Is Water Vapor a Greenhouse Gas?

With much attention given to humans’ climate-warming carbon dioxide (CO2) emissions, you might be surprised to learn that CO2 is not the most prevalent greenhouse gas affecting the Earth’s temperature. Rather, water vapor (H2O) is the most abundant greenhouse gas. Although water vapor is not directly produced by human activity, it significantly contributes significantly to the greenhouse effect.
Water’s Role in Supporting Climate Change
Water vapor contributes for about half of the greenhouse effect keeping heat from the sun inside our atmosphere. It is arguably the most important greenhouse gas in the climate system due to its relatively high concentrations. For perspective, CO2 makes up about 420 parts per million of our atmosphere—0.04%, whereas water vapor may vary from almost nothing to as much as 3% of a volume of air.
How Is Water Vapor Different from Other Greenhouse Gases?
Unlike other greenhouse gases like CO2, methane, and nitrous oxide, water vapor is not always a gas when in the atmosphere. Depending on the temperature, water can turn from a gas, liquid, or solid. In other words, water is condensable; it does not accumulate in the atmosphere because it can transform into rain, snow, and ice.
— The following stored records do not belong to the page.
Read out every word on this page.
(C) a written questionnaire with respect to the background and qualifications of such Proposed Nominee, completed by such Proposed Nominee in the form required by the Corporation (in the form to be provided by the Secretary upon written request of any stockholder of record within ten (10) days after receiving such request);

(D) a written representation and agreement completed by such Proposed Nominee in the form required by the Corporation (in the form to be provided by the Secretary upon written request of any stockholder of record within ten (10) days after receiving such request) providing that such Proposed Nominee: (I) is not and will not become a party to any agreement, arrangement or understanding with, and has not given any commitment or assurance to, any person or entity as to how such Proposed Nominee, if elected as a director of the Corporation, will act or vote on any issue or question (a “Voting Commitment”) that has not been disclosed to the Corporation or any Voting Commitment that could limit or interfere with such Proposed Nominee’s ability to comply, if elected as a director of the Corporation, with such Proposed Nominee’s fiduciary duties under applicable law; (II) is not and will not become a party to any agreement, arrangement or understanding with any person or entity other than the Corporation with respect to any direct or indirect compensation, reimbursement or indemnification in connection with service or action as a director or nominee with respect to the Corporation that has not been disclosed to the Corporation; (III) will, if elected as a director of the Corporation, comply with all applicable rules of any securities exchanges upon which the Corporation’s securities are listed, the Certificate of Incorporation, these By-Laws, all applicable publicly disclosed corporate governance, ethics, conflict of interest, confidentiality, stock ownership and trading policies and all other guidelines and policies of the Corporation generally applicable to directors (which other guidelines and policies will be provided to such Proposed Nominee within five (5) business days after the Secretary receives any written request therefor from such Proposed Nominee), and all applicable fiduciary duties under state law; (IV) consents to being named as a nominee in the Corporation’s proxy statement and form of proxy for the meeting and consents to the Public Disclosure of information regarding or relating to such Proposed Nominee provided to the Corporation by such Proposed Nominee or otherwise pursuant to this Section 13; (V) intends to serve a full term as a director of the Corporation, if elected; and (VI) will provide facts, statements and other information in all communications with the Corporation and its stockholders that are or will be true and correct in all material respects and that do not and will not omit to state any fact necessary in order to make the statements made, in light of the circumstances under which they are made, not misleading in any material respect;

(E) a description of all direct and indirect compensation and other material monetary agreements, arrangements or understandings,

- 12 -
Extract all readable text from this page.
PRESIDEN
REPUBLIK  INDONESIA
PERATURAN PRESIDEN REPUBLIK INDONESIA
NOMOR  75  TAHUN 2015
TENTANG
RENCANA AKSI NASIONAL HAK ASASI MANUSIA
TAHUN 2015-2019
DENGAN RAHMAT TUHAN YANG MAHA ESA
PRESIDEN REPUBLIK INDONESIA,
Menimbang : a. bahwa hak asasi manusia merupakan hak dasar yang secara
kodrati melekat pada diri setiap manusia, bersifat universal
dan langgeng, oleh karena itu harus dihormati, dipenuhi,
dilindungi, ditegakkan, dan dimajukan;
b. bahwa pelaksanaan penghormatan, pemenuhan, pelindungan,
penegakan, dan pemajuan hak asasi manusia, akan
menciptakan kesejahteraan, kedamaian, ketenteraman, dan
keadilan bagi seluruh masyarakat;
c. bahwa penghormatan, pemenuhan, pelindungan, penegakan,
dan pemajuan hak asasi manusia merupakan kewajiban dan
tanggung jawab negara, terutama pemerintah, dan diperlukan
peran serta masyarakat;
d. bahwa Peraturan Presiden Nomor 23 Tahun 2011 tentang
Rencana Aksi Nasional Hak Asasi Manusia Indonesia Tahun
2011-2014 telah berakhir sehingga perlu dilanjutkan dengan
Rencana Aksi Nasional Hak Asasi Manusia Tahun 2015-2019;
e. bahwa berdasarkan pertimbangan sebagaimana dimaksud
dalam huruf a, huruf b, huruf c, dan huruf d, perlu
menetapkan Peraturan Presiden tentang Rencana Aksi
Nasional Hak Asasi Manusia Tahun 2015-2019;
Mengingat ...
Methane, carbon dioxide, and chlorofluorocarbons do not condense. They are also not particularly chemically reactive or easily broken down by light in the troposphere: the lowest layer of atmosphere of the Earth. These gases thereby remain in the atmosphere for years to centuries or even longer—depending on the type of gas. In contrast, a molecule of water vapor on average stays in the atmosphere just nine days, and then it gets recycled as rain or snow. Its amounts do not accumulate, despite its much larger relative quantities.
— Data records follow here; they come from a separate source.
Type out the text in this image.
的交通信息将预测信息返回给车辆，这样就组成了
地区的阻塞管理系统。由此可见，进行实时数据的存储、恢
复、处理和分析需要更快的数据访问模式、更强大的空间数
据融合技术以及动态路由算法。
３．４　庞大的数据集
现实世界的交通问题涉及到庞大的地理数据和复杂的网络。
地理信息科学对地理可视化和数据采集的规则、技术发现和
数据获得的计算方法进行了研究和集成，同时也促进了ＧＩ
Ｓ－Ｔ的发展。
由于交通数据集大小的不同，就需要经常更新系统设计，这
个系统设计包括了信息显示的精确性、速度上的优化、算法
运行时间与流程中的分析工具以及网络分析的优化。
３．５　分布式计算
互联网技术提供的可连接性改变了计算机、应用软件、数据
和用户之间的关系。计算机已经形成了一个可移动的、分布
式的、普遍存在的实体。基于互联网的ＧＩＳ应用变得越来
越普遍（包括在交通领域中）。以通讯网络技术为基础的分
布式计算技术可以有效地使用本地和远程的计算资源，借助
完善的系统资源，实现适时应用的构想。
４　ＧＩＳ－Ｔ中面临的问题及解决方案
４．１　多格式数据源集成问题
Water Vapor Is the Only Greenhouse Gas Whose Concentration Increases
Sincethe atmosphere is warming, water vapor is the only greenhouse gas whose concentration increases and thus climate change causes it to warm even more. Essentially, as the climate warms, water vapor levels will rise in the atmosphere because warmer air can hold more of it. This is a positive climate feedback loop that is expected to exacerbate warming. If non-condensable gases [e.g., nitrogen (N2), oxygen (O2), carbon dioxide (CO2), hydrogen (H2), helium, methane (CH4), carbon monoxide (CO), and argon], however, were not increasing, the amount of atmospheric water vapor would be unchanged from its pre-industrial revolution levels.
How Can Water Vapor Be Removed from the Atmosphere?
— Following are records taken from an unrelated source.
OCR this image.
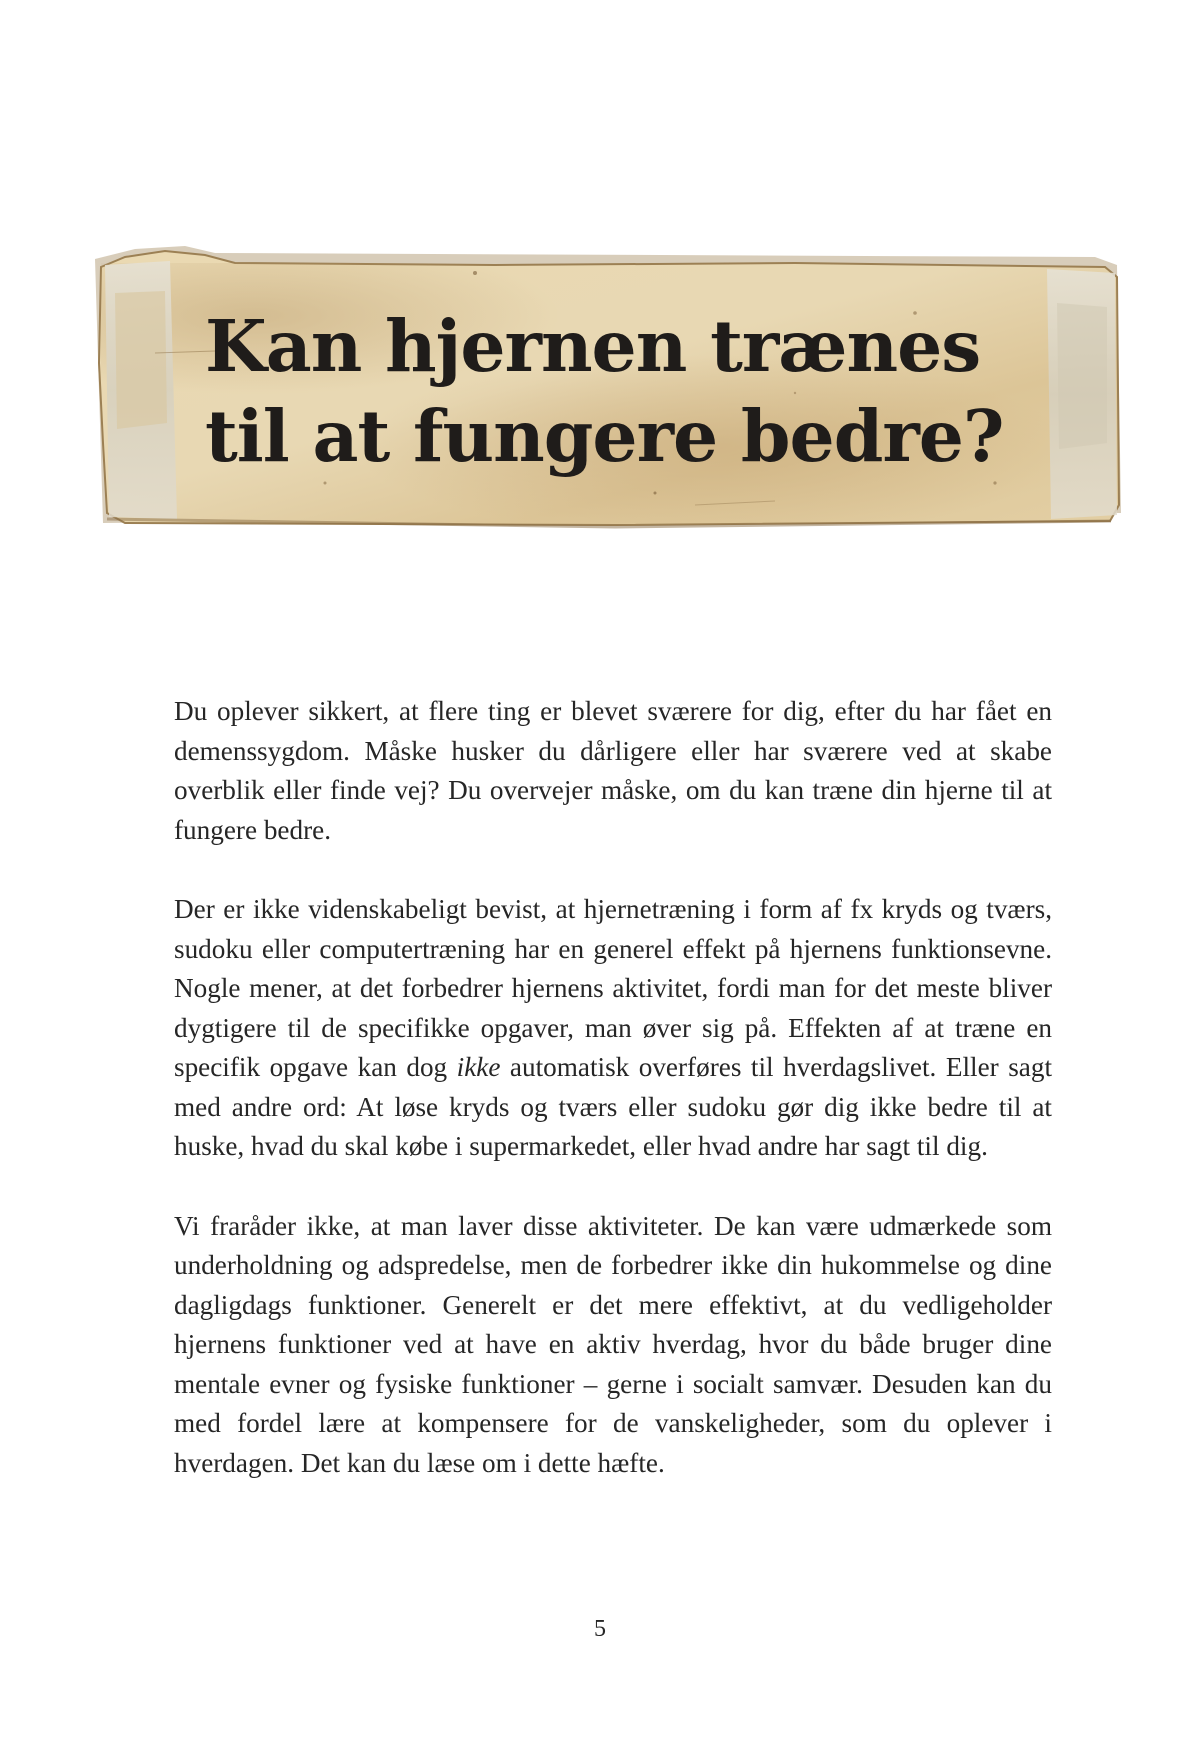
Kan hjernen trænes
til at fungere bedre?

Du oplever sikkert, at flere ting er blevet sværere for dig, efter du har fået en demenssygdom. Måske husker du dårligere eller har sværere ved at skabe overblik eller finde vej? Du overvejer måske, om du kan træne din hjerne til at fungere bedre.

Der er ikke videnskabeligt bevist, at hjernetræning i form af fx kryds og tværs, sudoku eller computertræning har en generel effekt på hjernens funktionsevne. Nogle mener, at det forbedrer hjernens aktivitet, fordi man for det meste bliver dygtigere til de specifikke opgaver, man øver sig på. Effekten af at træne en specifik opgave kan dog ikke automatisk overføres til hverdagslivet. Eller sagt med andre ord: At løse kryds og tværs eller sudoku gør dig ikke bedre til at huske, hvad du skal købe i supermarkedet, eller hvad andre har sagt til dig.

Vi fraråder ikke, at man laver disse aktiviteter. De kan være udmærkede som underholdning og adspredelse, men de forbedrer ikke din hukommelse og dine dagligdags funktioner. Generelt er det mere effektivt, at du vedligeholder hjernens funktioner ved at have en aktiv hverdag, hvor du både bruger dine mentale evner og fysiske funktioner – gerne i socialt samvær. Desuden kan du med fordel lære at kompensere for de vanskeligheder, som du oplever i hverdagen. Det kan du læse om i dette hæfte.

5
Recently, scientists have been exploring strategies to offset global warming by manipulating the climate system. A study published in Science Advances examines the feasibility of a new approach to reduce warming: removing water vapor (a greenhouse gas) from the stratosphere. This method could remove water vapor before it reaches the stratosphere, thereby reducing one of the greenhouse gases that contribute to warming the planet.
By investigating the potential effectiveness of injecting ice-nucleating particles (INP) into the stratosphere, the researchers provide an early-stage assessment of intentional stratospheric dehydration (removal of some of the water vapor in the layer of the atmosphere known as the stratosphere). Although the approach would likely have some cooling effect, they say, it would not be nearly enough to counteract more significant warming from carbon dioxide (CO2) emissions. INP injection would have to be considered among a portfolio of other climate interventions to determine whether there are any alternatives to reducing CO2 emissions that would meaningfully reduce climate impacts.